7. Ask For a Higher Credit Limit
Another way to reduce credit utilization, and gain points on your score, is to ask your current card providers and lenders for higher credit limits on your current loans.
8. Don’t Cancel Old Credit Accounts
Because credit utilization and credit age are two important factors in calculating your credit score, it’s a good idea to avoid cancelling any credit accounts just before applying for a mortgage or loan. These old accounts help to establish a longer average credit history—another part of your credit score calculation.
If you want to cancel a credit card because of an annual fee, consider asking about the options, first. Many credit card providers offer a no-fee version of their cards; switching to this card keeps your credit account intact, but removes the cost of keeping this account.
9. Make Frequent Payments
One quick way to add a few points to your credit score is to reduce balances owing. This means paying attention to statement dates and posting payments before due dates.
By making small, frequent payments — known as micropayments — throughout the month, you can keep your credit card balances down, which goes a long way to keep your credit utilization low. If you can keep your credit utilization low, rather than letting your owed amount build up by the payment date, then your credit score will benefit right away.
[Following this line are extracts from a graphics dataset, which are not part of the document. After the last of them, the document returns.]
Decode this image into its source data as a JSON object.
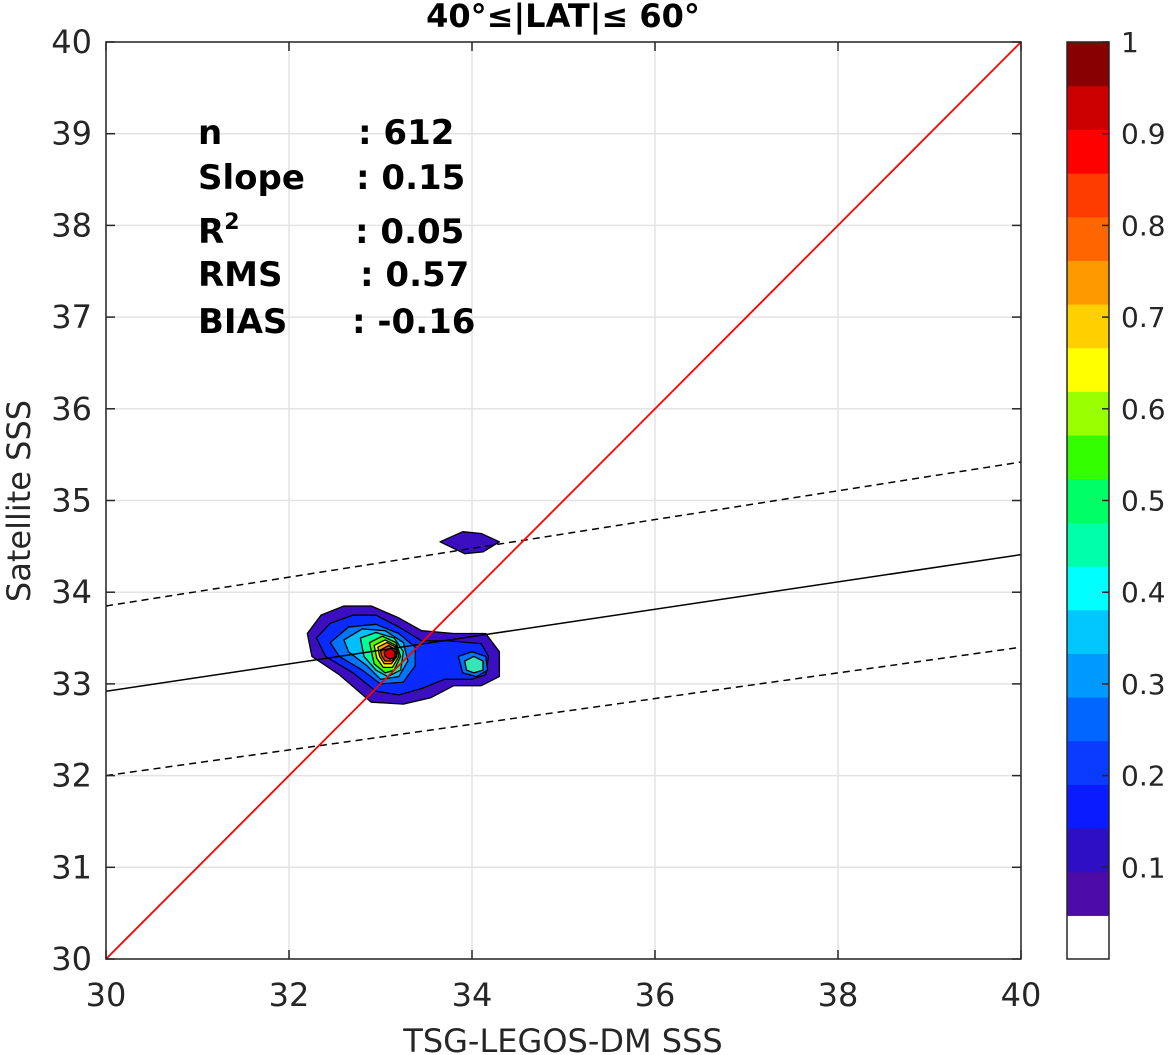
{
  "chart_data": {
    "type": "scatter",
    "title": "40°≤|LAT|≤ 60°",
    "xlabel": "TSG-LEGOS-DM SSS",
    "ylabel": "Satellite SSS",
    "xlim": [
      30,
      40
    ],
    "ylim": [
      30,
      40
    ],
    "xticks": [
      "30",
      "32",
      "34",
      "36",
      "38",
      "40"
    ],
    "yticks": [
      "30",
      "31",
      "32",
      "33",
      "34",
      "35",
      "36",
      "37",
      "38",
      "39",
      "40"
    ],
    "grid": true,
    "stats": [
      {
        "label": "n",
        "sep": ":",
        "value": "612"
      },
      {
        "label": "Slope",
        "sep": ":",
        "value": "0.15"
      },
      {
        "label": "R",
        "sup": "2",
        "sep": ":",
        "value": "0.05"
      },
      {
        "label": "RMS",
        "sep": ":",
        "value": "0.57"
      },
      {
        "label": "BIAS",
        "sep": ":",
        "value": "-0.16"
      }
    ],
    "identity_line": {
      "x": [
        30,
        40
      ],
      "y": [
        30,
        40
      ],
      "color": "#ff0000"
    },
    "fit_line": {
      "x": [
        30,
        40
      ],
      "y": [
        32.92,
        34.41
      ],
      "color": "#000000"
    },
    "fit_bounds": [
      {
        "x": [
          30,
          40
        ],
        "y": [
          33.85,
          35.42
        ]
      },
      {
        "x": [
          30,
          40
        ],
        "y": [
          32.0,
          33.4
        ]
      }
    ],
    "density_contours": [
      {
        "level": 0.05,
        "color": "#3b0fbf",
        "points": [
          [
            32.2,
            33.55
          ],
          [
            32.35,
            33.75
          ],
          [
            32.6,
            33.85
          ],
          [
            32.9,
            33.85
          ],
          [
            33.2,
            33.72
          ],
          [
            33.45,
            33.58
          ],
          [
            33.8,
            33.55
          ],
          [
            34.15,
            33.55
          ],
          [
            34.3,
            33.35
          ],
          [
            34.3,
            33.08
          ],
          [
            34.1,
            32.98
          ],
          [
            33.8,
            32.98
          ],
          [
            33.55,
            32.85
          ],
          [
            33.25,
            32.78
          ],
          [
            32.9,
            32.8
          ],
          [
            32.55,
            33.1
          ],
          [
            32.25,
            33.3
          ]
        ]
      },
      {
        "level": 0.05,
        "color": "#3b0fbf",
        "points": [
          [
            33.65,
            34.55
          ],
          [
            33.9,
            34.66
          ],
          [
            34.1,
            34.64
          ],
          [
            34.3,
            34.55
          ],
          [
            34.12,
            34.44
          ],
          [
            33.92,
            34.42
          ]
        ]
      },
      {
        "level": 0.15,
        "color": "#0a2bff",
        "points": [
          [
            32.3,
            33.5
          ],
          [
            32.45,
            33.66
          ],
          [
            32.7,
            33.75
          ],
          [
            32.95,
            33.75
          ],
          [
            33.2,
            33.62
          ],
          [
            33.45,
            33.47
          ],
          [
            33.75,
            33.47
          ],
          [
            34.1,
            33.44
          ],
          [
            34.18,
            33.3
          ],
          [
            34.15,
            33.1
          ],
          [
            34.0,
            33.05
          ],
          [
            33.7,
            33.05
          ],
          [
            33.45,
            32.95
          ],
          [
            33.2,
            32.88
          ],
          [
            32.95,
            32.92
          ],
          [
            32.7,
            33.12
          ],
          [
            32.4,
            33.3
          ]
        ]
      },
      {
        "level": 0.25,
        "color": "#0073ff",
        "points": [
          [
            32.45,
            33.45
          ],
          [
            32.65,
            33.62
          ],
          [
            32.95,
            33.65
          ],
          [
            33.2,
            33.55
          ],
          [
            33.38,
            33.4
          ],
          [
            33.38,
            33.2
          ],
          [
            33.25,
            33.02
          ],
          [
            33.0,
            33.0
          ],
          [
            32.8,
            33.15
          ],
          [
            32.55,
            33.3
          ]
        ]
      },
      {
        "level": 0.35,
        "color": "#00bfff",
        "points": [
          [
            32.6,
            33.48
          ],
          [
            32.8,
            33.6
          ],
          [
            33.05,
            33.58
          ],
          [
            33.25,
            33.45
          ],
          [
            33.3,
            33.25
          ],
          [
            33.2,
            33.08
          ],
          [
            33.0,
            33.05
          ],
          [
            32.85,
            33.2
          ],
          [
            32.65,
            33.35
          ]
        ]
      },
      {
        "level": 0.45,
        "color": "#00ff99",
        "points": [
          [
            32.78,
            33.5
          ],
          [
            32.95,
            33.56
          ],
          [
            33.15,
            33.5
          ],
          [
            33.25,
            33.35
          ],
          [
            33.22,
            33.15
          ],
          [
            33.08,
            33.08
          ],
          [
            32.95,
            33.15
          ],
          [
            32.82,
            33.3
          ]
        ]
      },
      {
        "level": 0.5,
        "color": "#4dff00",
        "points": [
          [
            32.88,
            33.45
          ],
          [
            33.02,
            33.52
          ],
          [
            33.17,
            33.45
          ],
          [
            33.22,
            33.3
          ],
          [
            33.15,
            33.15
          ],
          [
            33.05,
            33.12
          ],
          [
            32.93,
            33.22
          ]
        ]
      },
      {
        "level": 0.6,
        "color": "#ffff00",
        "points": [
          [
            32.93,
            33.42
          ],
          [
            33.05,
            33.48
          ],
          [
            33.17,
            33.42
          ],
          [
            33.2,
            33.3
          ],
          [
            33.13,
            33.18
          ],
          [
            33.03,
            33.18
          ],
          [
            32.96,
            33.28
          ]
        ]
      },
      {
        "level": 0.7,
        "color": "#ffaa00",
        "points": [
          [
            32.97,
            33.4
          ],
          [
            33.07,
            33.45
          ],
          [
            33.17,
            33.4
          ],
          [
            33.18,
            33.3
          ],
          [
            33.12,
            33.22
          ],
          [
            33.04,
            33.22
          ],
          [
            32.99,
            33.3
          ]
        ]
      },
      {
        "level": 0.85,
        "color": "#ff3c00",
        "points": [
          [
            33.0,
            33.37
          ],
          [
            33.09,
            33.42
          ],
          [
            33.17,
            33.37
          ],
          [
            33.17,
            33.3
          ],
          [
            33.12,
            33.25
          ],
          [
            33.05,
            33.25
          ],
          [
            33.01,
            33.31
          ]
        ]
      },
      {
        "level": 0.95,
        "color": "#d40000",
        "points": [
          [
            33.04,
            33.35
          ],
          [
            33.11,
            33.39
          ],
          [
            33.16,
            33.35
          ],
          [
            33.15,
            33.29
          ],
          [
            33.1,
            33.27
          ],
          [
            33.05,
            33.3
          ]
        ]
      },
      {
        "level": 0.25,
        "color": "#0073ff",
        "points": [
          [
            33.85,
            33.3
          ],
          [
            34.0,
            33.35
          ],
          [
            34.15,
            33.3
          ],
          [
            34.17,
            33.15
          ],
          [
            34.05,
            33.08
          ],
          [
            33.9,
            33.12
          ]
        ]
      },
      {
        "level": 0.4,
        "color": "#33e6b3",
        "points": [
          [
            33.92,
            33.25
          ],
          [
            34.02,
            33.3
          ],
          [
            34.12,
            33.25
          ],
          [
            34.12,
            33.15
          ],
          [
            34.02,
            33.12
          ],
          [
            33.94,
            33.15
          ]
        ]
      }
    ],
    "colorbar": {
      "range": [
        0,
        1
      ],
      "ticks": [
        "0.1",
        "0.2",
        "0.3",
        "0.4",
        "0.5",
        "0.6",
        "0.7",
        "0.8",
        "0.9",
        "1"
      ],
      "colors": [
        "#ffffff",
        "#4d0ba8",
        "#2e0fc4",
        "#0a1cff",
        "#0a3cff",
        "#0066ff",
        "#0099ff",
        "#00c8ff",
        "#00ffff",
        "#00ffaa",
        "#00ff66",
        "#33ff00",
        "#99ff00",
        "#ffff00",
        "#ffd000",
        "#ff9900",
        "#ff6600",
        "#ff3c00",
        "#ff0000",
        "#cc0000",
        "#880000"
      ]
    }
  }
}
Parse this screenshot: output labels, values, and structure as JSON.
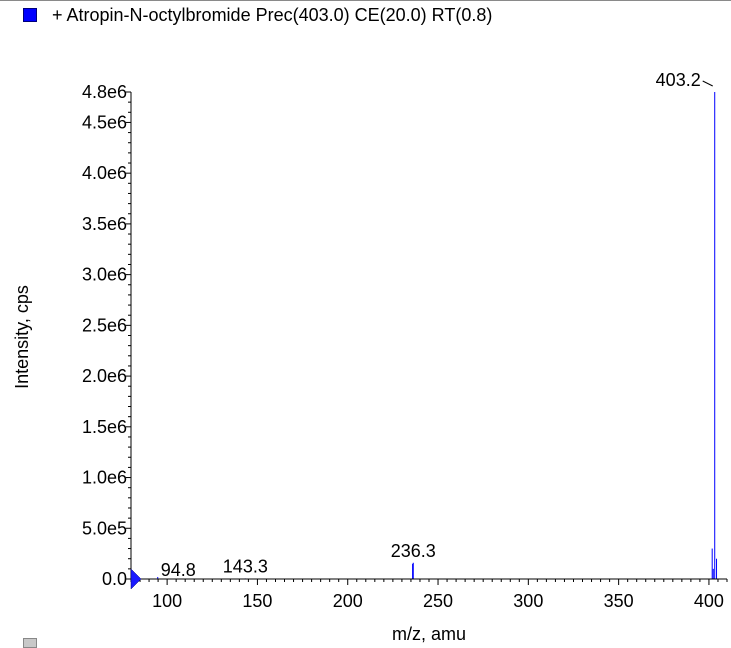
{
  "legend": {
    "label": "+ Atropin-N-octylbromide Prec(403.0) CE(20.0) RT(0.8)",
    "color": "#0000ff"
  },
  "chart_data": {
    "type": "bar",
    "title": "+ Atropin-N-octylbromide Prec(403.0) CE(20.0) RT(0.8)",
    "xlabel": "m/z, amu",
    "ylabel": "Intensity, cps",
    "xlim": [
      80,
      410
    ],
    "ylim": [
      0,
      4800000
    ],
    "grid": false,
    "series_color": "#0000ff",
    "x_ticks": [
      "100",
      "150",
      "200",
      "250",
      "300",
      "350",
      "400"
    ],
    "y_ticks": [
      "0.0",
      "5.0e5",
      "1.0e6",
      "1.5e6",
      "2.0e6",
      "2.5e6",
      "3.0e6",
      "3.5e6",
      "4.0e6",
      "4.5e6",
      "4.8e6"
    ],
    "y_tick_values": [
      0,
      500000,
      1000000,
      1500000,
      2000000,
      2500000,
      3000000,
      3500000,
      4000000,
      4500000,
      4800000
    ],
    "peaks": [
      {
        "mz": 94.8,
        "intensity": 20000
      },
      {
        "mz": 143.3,
        "intensity": 6000
      },
      {
        "mz": 235.9,
        "intensity": 150000
      },
      {
        "mz": 236.3,
        "intensity": 160000
      },
      {
        "mz": 401.8,
        "intensity": 300000
      },
      {
        "mz": 402.4,
        "intensity": 100000
      },
      {
        "mz": 403.2,
        "intensity": 4800000
      },
      {
        "mz": 404.2,
        "intensity": 200000
      }
    ],
    "peak_labels": [
      {
        "text": "94.8",
        "mz": 94.8
      },
      {
        "text": "143.3",
        "mz": 143.3
      },
      {
        "text": "236.3",
        "mz": 236.3
      },
      {
        "text": "403.2",
        "mz": 403.2
      }
    ]
  }
}
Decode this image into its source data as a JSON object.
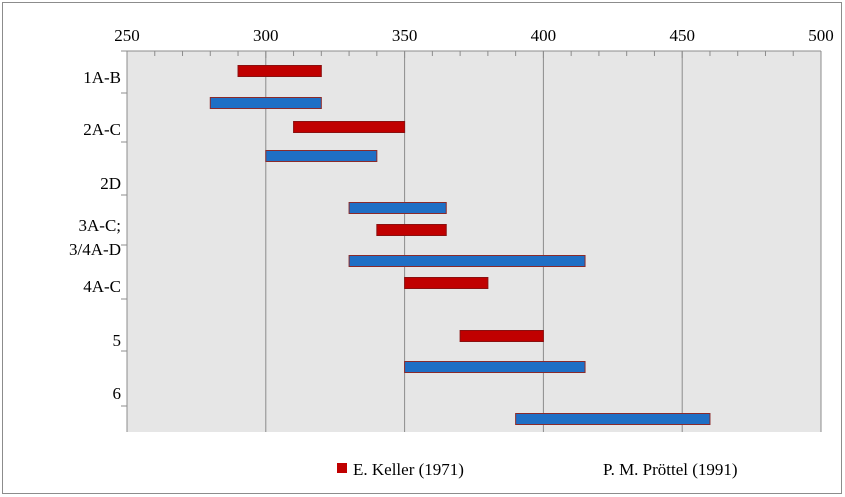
{
  "chart_data": {
    "type": "bar",
    "orientation": "horizontal-range",
    "title": "",
    "xlabel": "",
    "ylabel": "",
    "x_axis_position": "top",
    "xlim": [
      250,
      500
    ],
    "x_ticks": [
      250,
      300,
      350,
      400,
      450,
      500
    ],
    "grid": "vertical major gridlines",
    "plot_background": "#e6e6e6",
    "category_labels": [
      "1A-B",
      "2A-C",
      "2D",
      "3A-C;",
      "3/4A-D",
      "4A-C",
      "5",
      "6"
    ],
    "series": [
      {
        "name": "E. Keller (1971)",
        "color": "#c00000",
        "ranges": [
          {
            "label": "1A-B",
            "start": 290,
            "end": 320
          },
          {
            "label": "2A-C",
            "start": 310,
            "end": 350
          },
          {
            "label": "3A-C; 3/4A-D",
            "start": 340,
            "end": 365
          },
          {
            "label": "4A-C",
            "start": 350,
            "end": 380
          },
          {
            "label": "5",
            "start": 370,
            "end": 400
          }
        ]
      },
      {
        "name": "P. M. Pröttel (1991)",
        "color": "#1f6fc5",
        "ranges": [
          {
            "label": "1A-B",
            "start": 280,
            "end": 320
          },
          {
            "label": "2A-C",
            "start": 300,
            "end": 340
          },
          {
            "label": "2D",
            "start": 330,
            "end": 365
          },
          {
            "label": "3A-C; 3/4A-D",
            "start": 330,
            "end": 415
          },
          {
            "label": "5",
            "start": 350,
            "end": 415
          },
          {
            "label": "6",
            "start": 390,
            "end": 460
          }
        ]
      }
    ],
    "legend": {
      "placement": "bottom",
      "entries": [
        "E. Keller (1971)",
        "P. M. Pröttel (1991)"
      ]
    }
  }
}
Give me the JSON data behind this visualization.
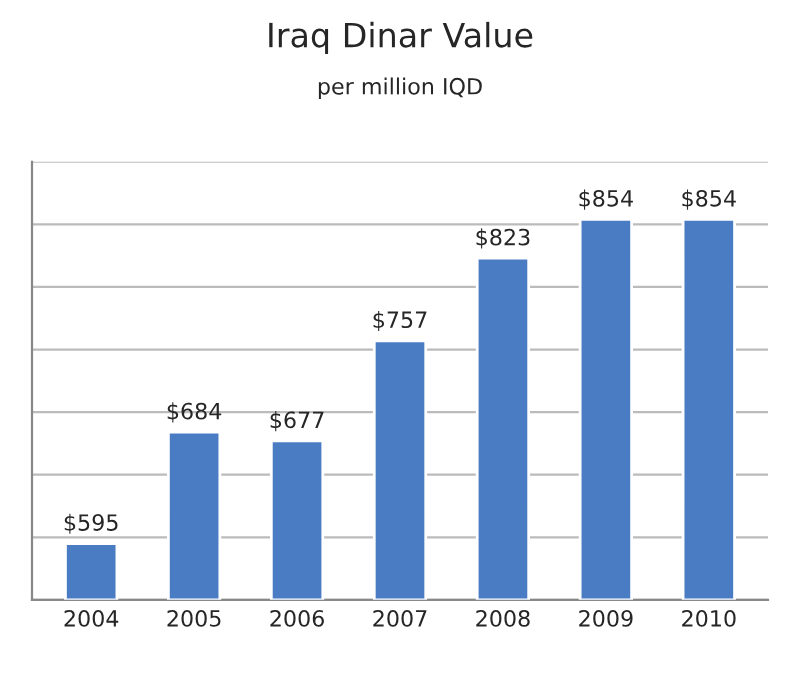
{
  "chart_data": {
    "type": "bar",
    "title": "Iraq Dinar Value",
    "subtitle": "per million IQD",
    "categories": [
      "2004",
      "2005",
      "2006",
      "2007",
      "2008",
      "2009",
      "2010"
    ],
    "values": [
      595,
      684,
      677,
      757,
      823,
      854,
      854
    ],
    "value_labels": [
      "$595",
      "$684",
      "$677",
      "$757",
      "$823",
      "$854",
      "$854"
    ],
    "color": "#4a7cc4",
    "ylim": [
      550,
      900
    ],
    "yticks": [
      {
        "value": 550,
        "label": null
      },
      {
        "value": 600,
        "label": null
      },
      {
        "value": 650,
        "label": null
      },
      {
        "value": 700,
        "label": null
      },
      {
        "value": 750,
        "label": null
      },
      {
        "value": 800,
        "label": null
      },
      {
        "value": 850,
        "label": null
      },
      {
        "value": 900,
        "label": null
      }
    ],
    "tick_labels": "x",
    "grid": "y",
    "legend": false
  }
}
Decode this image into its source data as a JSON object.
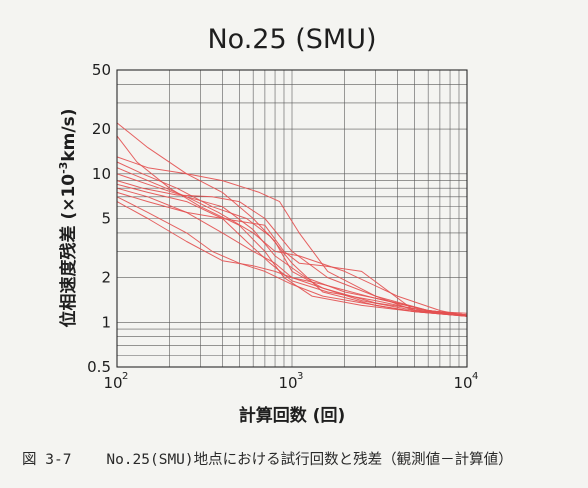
{
  "figure": {
    "caption_number": "図 3-7",
    "caption_text": "No.25(SMU)地点における試行回数と残差（観測値－計算値）"
  },
  "colors": {
    "series": "#e35050",
    "grid": "#5a5a5a",
    "axis": "#2a2a2a"
  },
  "chart_data": {
    "type": "line",
    "title": "No.25 (SMU)",
    "xlabel": "計算回数 (回)",
    "ylabel_prefix": "位相速度残差 (×10",
    "ylabel_exp": "-3",
    "ylabel_suffix": "km/s)",
    "xscale": "log",
    "yscale": "log",
    "xlim": [
      100,
      10000
    ],
    "ylim": [
      0.5,
      50
    ],
    "grid": true,
    "x_ticks": [
      {
        "value": 100,
        "base": "10",
        "exp": "2"
      },
      {
        "value": 1000,
        "base": "10",
        "exp": "3"
      },
      {
        "value": 10000,
        "base": "10",
        "exp": "4"
      }
    ],
    "y_ticks": [
      {
        "value": 0.5,
        "label": "0.5"
      },
      {
        "value": 1,
        "label": "1"
      },
      {
        "value": 2,
        "label": "2"
      },
      {
        "value": 5,
        "label": "5"
      },
      {
        "value": 10,
        "label": "10"
      },
      {
        "value": 20,
        "label": "20"
      },
      {
        "value": 50,
        "label": "50"
      }
    ],
    "series": [
      {
        "x": [
          100,
          150,
          250,
          400,
          600,
          800,
          1000,
          1500,
          3000,
          6000,
          10000
        ],
        "y": [
          22,
          15,
          10,
          7.5,
          5,
          3.5,
          2.2,
          1.7,
          1.35,
          1.2,
          1.12
        ]
      },
      {
        "x": [
          100,
          130,
          200,
          300,
          500,
          700,
          900,
          1300,
          2500,
          5000,
          10000
        ],
        "y": [
          18,
          12,
          8,
          6,
          4.5,
          3,
          2,
          1.5,
          1.3,
          1.18,
          1.1
        ]
      },
      {
        "x": [
          100,
          150,
          250,
          400,
          650,
          850,
          1100,
          1600,
          3000,
          6000,
          10000
        ],
        "y": [
          13,
          11,
          10,
          9,
          7.5,
          6.5,
          4,
          2.2,
          1.5,
          1.2,
          1.12
        ]
      },
      {
        "x": [
          100,
          140,
          220,
          350,
          550,
          750,
          1000,
          1500,
          3000,
          5000,
          10000
        ],
        "y": [
          12,
          10,
          8,
          6,
          5,
          3.8,
          2.5,
          1.6,
          1.3,
          1.18,
          1.1
        ]
      },
      {
        "x": [
          100,
          150,
          250,
          380,
          600,
          800,
          1100,
          2000,
          4000,
          7000,
          10000
        ],
        "y": [
          11,
          9,
          7,
          5.5,
          4,
          3,
          2.8,
          2.2,
          1.5,
          1.2,
          1.1
        ]
      },
      {
        "x": [
          100,
          150,
          250,
          400,
          600,
          800,
          1200,
          2000,
          3500,
          6000,
          10000
        ],
        "y": [
          10,
          8.5,
          7,
          6,
          4.2,
          2.8,
          2,
          1.6,
          1.4,
          1.2,
          1.12
        ]
      },
      {
        "x": [
          100,
          140,
          220,
          350,
          500,
          700,
          1000,
          1600,
          3000,
          5000,
          10000
        ],
        "y": [
          9,
          8,
          7.2,
          7,
          6.5,
          5,
          3,
          2,
          1.5,
          1.2,
          1.15
        ]
      },
      {
        "x": [
          100,
          150,
          250,
          400,
          550,
          750,
          1000,
          1600,
          3000,
          5500,
          10000
        ],
        "y": [
          8.5,
          7.5,
          6.5,
          5,
          3.5,
          2.5,
          1.9,
          1.6,
          1.4,
          1.2,
          1.1
        ]
      },
      {
        "x": [
          100,
          150,
          250,
          400,
          600,
          800,
          1000,
          1500,
          2500,
          5000,
          10000
        ],
        "y": [
          8,
          7,
          5.5,
          4,
          3,
          2.5,
          2,
          1.7,
          1.4,
          1.2,
          1.12
        ]
      },
      {
        "x": [
          100,
          150,
          250,
          400,
          700,
          900,
          1100,
          1500,
          2500,
          5000,
          10000
        ],
        "y": [
          7.5,
          6.5,
          5.5,
          5,
          4.5,
          3,
          2.5,
          2.4,
          2.2,
          1.2,
          1.1
        ]
      },
      {
        "x": [
          100,
          150,
          250,
          350,
          500,
          700,
          1000,
          1500,
          2500,
          5000,
          10000
        ],
        "y": [
          7,
          5.5,
          4,
          3,
          2.5,
          2.2,
          1.8,
          1.5,
          1.35,
          1.18,
          1.1
        ]
      },
      {
        "x": [
          100,
          150,
          250,
          400,
          600,
          800,
          1000,
          1500,
          3000,
          6000,
          10000
        ],
        "y": [
          6.5,
          5,
          3.5,
          2.6,
          2.4,
          2.2,
          2,
          1.8,
          1.45,
          1.2,
          1.12
        ]
      }
    ]
  }
}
10. Engage in a Rapid Rescoring
Lenders typically report payments and amounts owed on a monthly basis. However, you can discuss ‘rapid rescoring’ —a service that lenders can use to make quicker than normal updates on your credit report. Not all lenders will offer this service, but it never hurts to ask.
Although a poor credit score can have a negative impact on your life, it’s not a death sentence. And fortunately, there are many ways you can work at improving your credit score.
Remember, getting approved for a mortgage is already stressful. Knowing your credit score and what’s needed to get a mortgage helps. A better score gives you access to better terms, better rates and larger mortgage loan amounts.
Use the 10 suggestions listed above to improve your credit score and improve your chance of getting a mortgage and buying a home.